Das in Erwägungsgrund 12 der Verordnung genannte Ziel, Ärgernisse und Unannehmlichkeiten zu verringern, erfordere nicht, den Fluggästen ein beliebiges kostenfreies Umbuchungsrecht einzuräumen. Die Mittel, mit denen Ärgernisse und Unannehmlichkeiten vermindert werden sollten, stünden im Zusammenhang mit der ursprünglichen Reiseplanung.

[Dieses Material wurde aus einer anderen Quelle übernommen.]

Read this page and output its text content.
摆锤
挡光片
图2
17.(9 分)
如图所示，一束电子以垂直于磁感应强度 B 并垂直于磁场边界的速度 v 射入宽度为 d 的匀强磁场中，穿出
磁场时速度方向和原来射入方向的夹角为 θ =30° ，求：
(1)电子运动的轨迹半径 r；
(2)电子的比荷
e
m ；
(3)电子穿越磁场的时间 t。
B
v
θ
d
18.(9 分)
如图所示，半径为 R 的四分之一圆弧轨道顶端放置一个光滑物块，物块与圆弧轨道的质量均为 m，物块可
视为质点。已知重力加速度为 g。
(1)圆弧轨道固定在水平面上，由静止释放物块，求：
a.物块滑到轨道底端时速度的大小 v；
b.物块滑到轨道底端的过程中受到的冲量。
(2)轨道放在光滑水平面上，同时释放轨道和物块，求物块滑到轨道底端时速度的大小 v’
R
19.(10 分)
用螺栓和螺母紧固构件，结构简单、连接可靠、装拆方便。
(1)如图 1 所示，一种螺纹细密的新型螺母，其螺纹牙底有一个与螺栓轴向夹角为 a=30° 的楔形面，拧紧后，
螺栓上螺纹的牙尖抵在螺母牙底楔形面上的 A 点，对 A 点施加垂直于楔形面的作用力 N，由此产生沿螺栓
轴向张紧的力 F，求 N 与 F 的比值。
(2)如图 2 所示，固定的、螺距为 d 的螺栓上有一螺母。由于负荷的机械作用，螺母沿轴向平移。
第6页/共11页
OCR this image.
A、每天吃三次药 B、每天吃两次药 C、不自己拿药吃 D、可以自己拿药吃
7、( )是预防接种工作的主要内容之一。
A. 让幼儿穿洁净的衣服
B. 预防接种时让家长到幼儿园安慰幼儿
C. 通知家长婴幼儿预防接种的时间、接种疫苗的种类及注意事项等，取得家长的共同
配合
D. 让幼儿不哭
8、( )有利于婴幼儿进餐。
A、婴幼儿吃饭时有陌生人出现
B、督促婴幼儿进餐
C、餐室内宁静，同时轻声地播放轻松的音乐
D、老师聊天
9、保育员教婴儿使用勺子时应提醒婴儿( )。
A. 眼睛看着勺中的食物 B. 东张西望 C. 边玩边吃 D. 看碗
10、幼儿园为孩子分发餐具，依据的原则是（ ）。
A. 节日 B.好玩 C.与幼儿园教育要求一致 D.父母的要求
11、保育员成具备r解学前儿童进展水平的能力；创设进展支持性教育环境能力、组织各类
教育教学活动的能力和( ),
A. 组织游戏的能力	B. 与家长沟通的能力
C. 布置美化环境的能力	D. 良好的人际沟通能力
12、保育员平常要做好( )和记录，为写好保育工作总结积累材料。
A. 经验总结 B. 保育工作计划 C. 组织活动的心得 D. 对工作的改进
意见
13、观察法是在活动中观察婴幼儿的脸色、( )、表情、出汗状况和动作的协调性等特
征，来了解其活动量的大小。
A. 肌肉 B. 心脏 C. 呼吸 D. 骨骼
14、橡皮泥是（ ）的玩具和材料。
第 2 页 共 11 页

Es müsse noch um die Fortsetzung der gleichen Reise gehen.
Die vom Kläger vertretene Ansicht wahre zudem nicht hinreichend die Interessen der Luftfahrtunternehmen. Der für den Beförderungsvorgang gezahlte Preis decke nicht in jedem Fall die zu jeder beliebigen anderen Reisezeit anfallenden Kosten. Die Fluggäste hätten hingegen kein berechtigtes Interesse, die Annullierung eines Fluges für die Generierung eines mit der eigentlichen Reise nicht mehr in Zusammenhang stehenden "Schnäppchens" für eine völlig beliebige Reisezeit auszunutzen.
Diese Erwägungen halten der rechtlichen Überprüfung nicht stand.
Zu Recht ist das Berufungsgericht davon ausgegangen, dass Art. 8 Abs. 1 Buchst. c FluggastrechteVO ein Verbraucherschutzgesetz im Sinne von § 2 UKlaG ist und ein Verstoß mithin zu einem Unterlassungsanspruch führen kann.
Ebenfalls zu Recht hat das Berufungsgericht angenommen, dass die gemäß Art. 8 Abs. 1 Buchst. b und c FluggastrechteVO geschuldete anderweitige Beförderung nicht von der Zahlung eines Aufpreises abhängig gemacht werden darf.